According to CCTV, sales of gold for the May Day holiday in Beijing are up 70% over last year, and sales of gold bars have doubled. It notes that May is a popular season for weddings, which makes it a peak gold-buying period, but attributes this year’s increase to jitters over property prices:

Mr. Zhang had planned to invest his money in the property market. But on second thought, he changed his mind . . . [Zhang] said, “The recent measures have been reining in tightly. So I changed my investment plan. I believe the gold market is more stable. It could also avoid investment risks and prevent the threat of the inflation.”

Another CCTV report this Tuesday suggests the shift towards gold is not limited to Beijingers, but also includes investors from Wenzhou, a southeast coastal city famous for its itinerant entrepreneurs:

Housing speculators from Wenzhou City in southeastern China are switching their money from property into gold following government restrictions on the real estate market.

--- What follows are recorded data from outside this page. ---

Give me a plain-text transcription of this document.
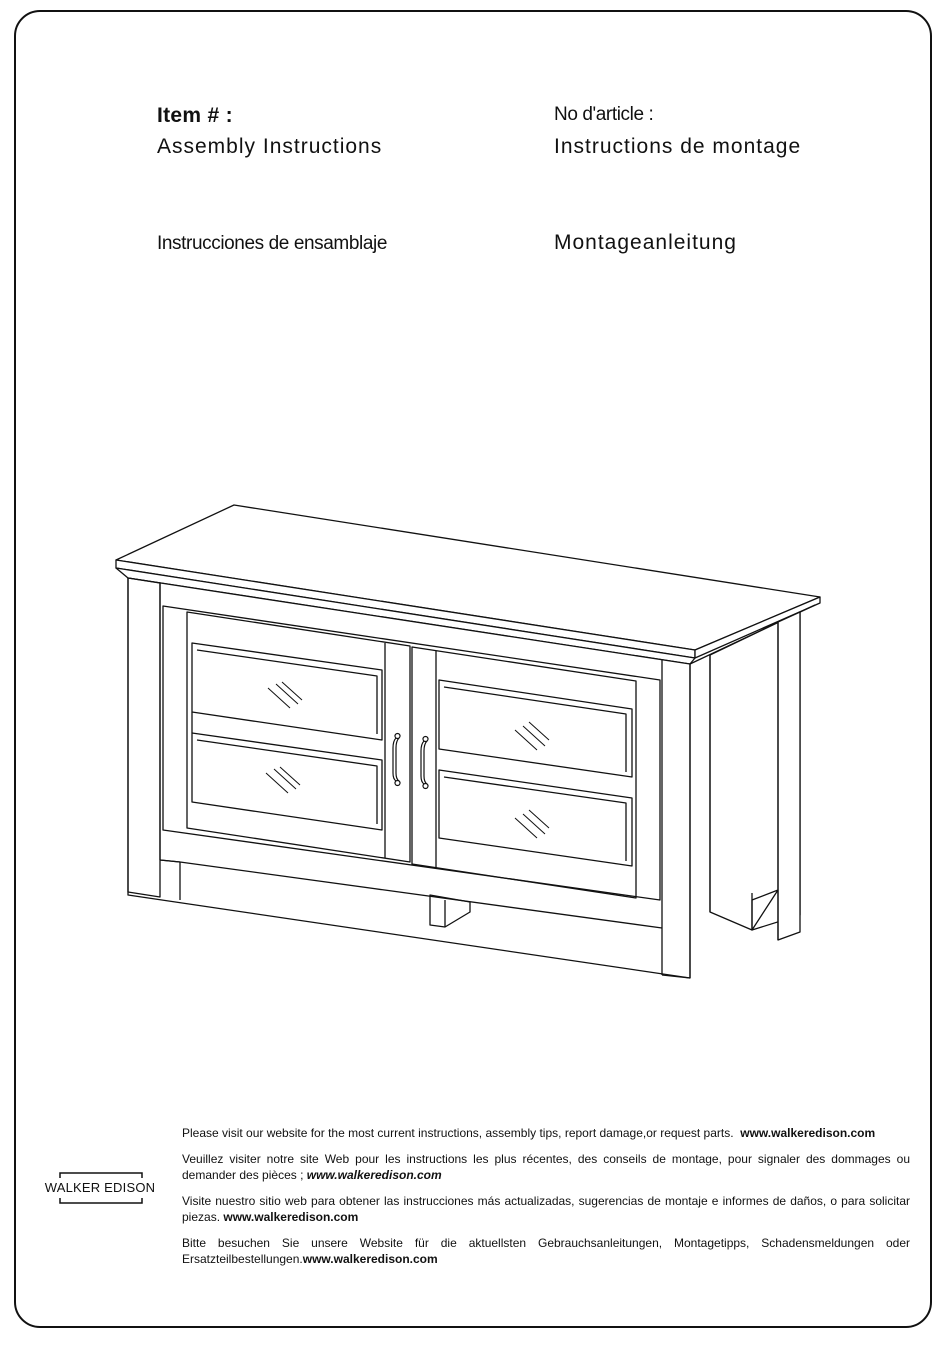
Item # :
Assembly Instructions
No d'article :
Instructions de montage
Instrucciones de ensamblaje	Montageanleitung
WALKER EDISON
Please visit our website for the most current instructions, assembly tips, report damage,or request parts. www.walkeredison.com
Veuillez visiter notre site Web pour les instructions les plus récentes, des conseils de montage, pour signaler des dommages ou demander des pièces ; www.walkeredison.com
Visite nuestro sitio web para obtener las instrucciones más actualizadas, sugerencias de montaje e informes de daños, o para solicitar piezas. www.walkeredison.com
Bitte besuchen Sie unsere Website für die aktuellsten Gebrauchsanleitungen, Montagetipps, Schadensmeldungen oder Ersatzteilbestellungen.www.walkeredison.com
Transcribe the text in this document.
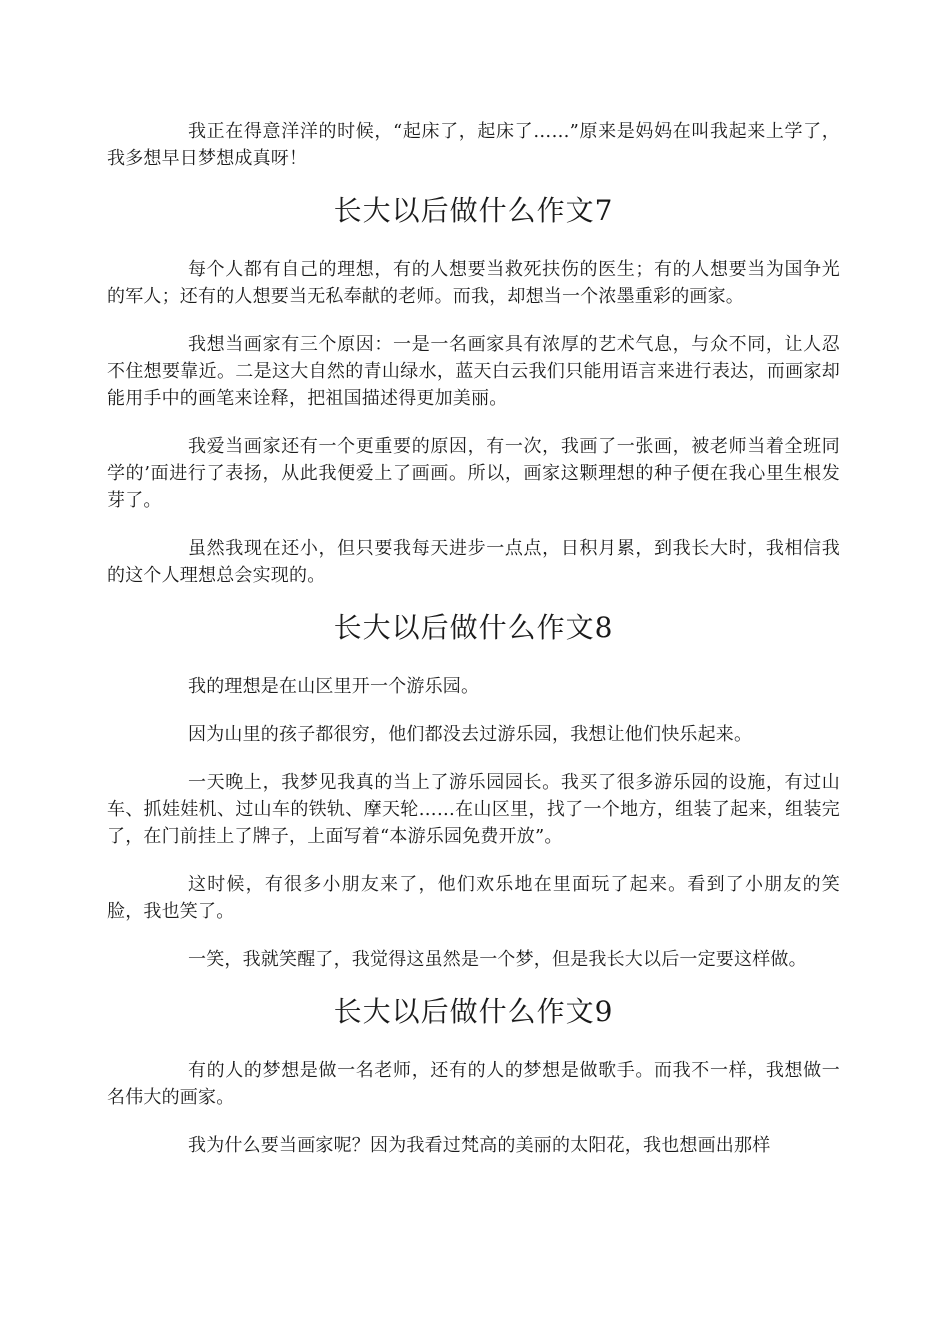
我正在得意洋洋的时候，“起床了，起床了……”原来是妈妈在叫我起来上学了，我多想早日梦想成真呀！

长大以后做什么作文7

每个人都有自己的理想，有的人想要当救死扶伤的医生；有的人想要当为国争光的军人；还有的人想要当无私奉献的老师。而我，却想当一个浓墨重彩的画家。

我想当画家有三个原因：一是一名画家具有浓厚的艺术气息，与众不同，让人忍不住想要靠近。二是这大自然的青山绿水，蓝天白云我们只能用语言来进行表达，而画家却能用手中的画笔来诠释，把祖国描述得更加美丽。

我爱当画家还有一个更重要的原因，有一次，我画了一张画，被老师当着全班同学的’面进行了表扬，从此我便爱上了画画。所以，画家这颗理想的种子便在我心里生根发芽了。

虽然我现在还小，但只要我每天进步一点点，日积月累，到我长大时，我相信我的这个人理想总会实现的。

长大以后做什么作文8

我的理想是在山区里开一个游乐园。

因为山里的孩子都很穷，他们都没去过游乐园，我想让他们快乐起来。

一天晚上，我梦见我真的当上了游乐园园长。我买了很多游乐园的设施，有过山车、抓娃娃机、过山车的铁轨、摩天轮……在山区里，找了一个地方，组装了起来，组装完了，在门前挂上了牌子，上面写着“本游乐园免费开放”。

这时候，有很多小朋友来了，他们欢乐地在里面玩了起来。看到了小朋友的笑脸，我也笑了。

一笑，我就笑醒了，我觉得这虽然是一个梦，但是我长大以后一定要这样做。

长大以后做什么作文9

有的人的梦想是做一名老师，还有的人的梦想是做歌手。而我不一样，我想做一名伟大的画家。

我为什么要当画家呢？因为我看过梵高的美丽的太阳花，我也想画出那样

Tao Xingyi, president of Beijing-based Jinding Group, a company specializing in high-end gold trading and investment, said the company’s customers have increased by 300 — 400 percent recently . . . Tao said that within one month, three groups of Wenzhou investors made purchases of gold from his company worth more than 10 million yuan.

I have no way of verifying these reports, but as I mentioned in my televised comments, I find it very interesting given the analogy I’ve always drawn between the way Chinese invest in empty apartments as a “store of value” and investment in non-productive assets like gold. So it might very well make sense that, if they are no longer so certain stockpiled real estate will act as a reliable store of value, they would opt for gold as an attractive alternative.